Three Pittsburgh-area mothers are launching their “Hello Hijab” effort on April 1, providing handmade hijabs for children’s dolls, including Barbie.

A hijab is a covering worn by some Muslim women in public.

Gisele Fetterman, Safaa Bokhari, and Kristen Michaels say they launched “Hello Hijab” to teach children about inclusiveness, which they hope will lead to a “kinder generation” in the future.

“They will see it as a kind memory from their playtime, and then they will grow into a kinder generation, being used to playing with dolls that look different to them,” Fetterman said in a video published by Ruptly TV.

The hijabs, which the women say will be “Barbie compatible,” will cost $6.

“Hello Hijab is made in Pittsburgh, with love,” say the women on a website promoting the project. “100% of proceeds support organizations that protect and honor our multicultural communities.”

Hello Hijab is a project of For Good PGH, a newly formed nonprofit organization. In an e-mail to The Blaze, the women said For Good PGH is a nonprofit corporation recognized by Pennsylvania but “still in the process of retaining our tax exempt status from the IRS.”

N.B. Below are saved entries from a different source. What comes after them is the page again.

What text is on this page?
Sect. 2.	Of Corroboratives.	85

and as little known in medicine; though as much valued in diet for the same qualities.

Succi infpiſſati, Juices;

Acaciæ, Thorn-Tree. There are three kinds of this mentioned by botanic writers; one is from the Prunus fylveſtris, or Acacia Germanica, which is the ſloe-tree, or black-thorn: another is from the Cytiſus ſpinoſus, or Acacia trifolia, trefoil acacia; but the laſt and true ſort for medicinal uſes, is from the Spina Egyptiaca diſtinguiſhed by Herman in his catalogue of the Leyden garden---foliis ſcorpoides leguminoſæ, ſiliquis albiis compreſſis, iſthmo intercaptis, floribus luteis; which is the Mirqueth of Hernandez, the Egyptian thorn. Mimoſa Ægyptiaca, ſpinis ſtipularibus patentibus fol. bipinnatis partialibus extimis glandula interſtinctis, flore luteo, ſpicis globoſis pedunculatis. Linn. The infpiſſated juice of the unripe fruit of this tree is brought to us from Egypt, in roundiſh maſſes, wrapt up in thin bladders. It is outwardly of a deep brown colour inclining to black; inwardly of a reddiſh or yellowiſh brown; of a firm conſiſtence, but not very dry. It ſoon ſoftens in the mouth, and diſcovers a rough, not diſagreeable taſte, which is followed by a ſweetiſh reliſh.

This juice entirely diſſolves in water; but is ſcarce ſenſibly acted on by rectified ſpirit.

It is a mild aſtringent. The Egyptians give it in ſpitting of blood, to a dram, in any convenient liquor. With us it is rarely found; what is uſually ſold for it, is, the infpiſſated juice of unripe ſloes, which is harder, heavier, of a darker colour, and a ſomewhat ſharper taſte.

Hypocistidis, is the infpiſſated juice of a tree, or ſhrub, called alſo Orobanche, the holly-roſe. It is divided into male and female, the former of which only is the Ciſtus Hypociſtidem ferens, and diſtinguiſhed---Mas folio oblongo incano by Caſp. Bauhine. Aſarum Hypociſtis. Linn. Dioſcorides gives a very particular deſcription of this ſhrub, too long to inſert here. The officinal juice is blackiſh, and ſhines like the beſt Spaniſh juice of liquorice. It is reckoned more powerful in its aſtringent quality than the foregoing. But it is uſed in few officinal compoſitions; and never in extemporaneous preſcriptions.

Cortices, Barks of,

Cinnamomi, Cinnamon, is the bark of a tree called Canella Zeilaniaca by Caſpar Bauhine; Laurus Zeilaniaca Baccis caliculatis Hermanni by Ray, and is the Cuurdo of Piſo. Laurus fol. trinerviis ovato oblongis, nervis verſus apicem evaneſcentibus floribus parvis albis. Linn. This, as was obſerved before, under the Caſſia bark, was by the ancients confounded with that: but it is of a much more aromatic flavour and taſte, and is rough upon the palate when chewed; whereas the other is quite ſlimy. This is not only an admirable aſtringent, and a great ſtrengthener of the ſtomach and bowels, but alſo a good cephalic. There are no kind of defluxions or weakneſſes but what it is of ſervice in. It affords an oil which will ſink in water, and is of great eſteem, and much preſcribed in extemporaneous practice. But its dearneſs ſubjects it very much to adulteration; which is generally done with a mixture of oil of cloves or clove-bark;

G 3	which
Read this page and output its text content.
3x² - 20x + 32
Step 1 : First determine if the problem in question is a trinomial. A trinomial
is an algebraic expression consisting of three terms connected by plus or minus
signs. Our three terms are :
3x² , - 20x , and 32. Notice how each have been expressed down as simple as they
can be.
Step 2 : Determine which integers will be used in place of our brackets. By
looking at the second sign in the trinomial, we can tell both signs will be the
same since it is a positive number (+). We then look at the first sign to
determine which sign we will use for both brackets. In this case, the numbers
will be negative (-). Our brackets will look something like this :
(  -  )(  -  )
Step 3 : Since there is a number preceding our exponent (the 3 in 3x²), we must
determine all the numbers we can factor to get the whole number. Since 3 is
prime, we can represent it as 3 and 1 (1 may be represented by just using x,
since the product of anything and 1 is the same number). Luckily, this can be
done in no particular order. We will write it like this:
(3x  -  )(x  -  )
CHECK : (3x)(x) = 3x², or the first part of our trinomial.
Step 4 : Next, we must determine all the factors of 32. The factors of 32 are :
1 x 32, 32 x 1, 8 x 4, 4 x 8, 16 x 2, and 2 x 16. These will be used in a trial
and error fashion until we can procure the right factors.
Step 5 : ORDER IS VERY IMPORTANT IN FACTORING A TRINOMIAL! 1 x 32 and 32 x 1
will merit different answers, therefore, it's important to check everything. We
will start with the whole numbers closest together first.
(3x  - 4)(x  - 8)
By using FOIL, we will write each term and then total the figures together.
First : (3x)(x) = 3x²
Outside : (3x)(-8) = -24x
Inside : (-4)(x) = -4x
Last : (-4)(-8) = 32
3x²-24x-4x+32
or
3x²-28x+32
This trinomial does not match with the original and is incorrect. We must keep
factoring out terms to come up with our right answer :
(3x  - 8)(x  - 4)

“We are self-funding our initial production for Hello Hijab, and have received small initial grants from the local Pittsburgh foundation community,” the women told The Blaze. “We do not receive any government grants.”

Some critics of the effort say the hijabs teach kids to be inclusive of Islam but not other religious or cultural groups, such as Buddhism, Judaism, or Christianity.

“Our initiative isn’t religious or politics related,” Fetterman and Michaels told The Blaze in response to these criticisms. “We simply believe every child deserves to see themselves/their families at playtime and familiarize themselves with people that may look different than them.”

“Our hope is to raise a kinder generation, one that wouldn’t write hateful comments or take the time to criticize a doll simply because it has a headscarf on,” Fetterman and Michaels said.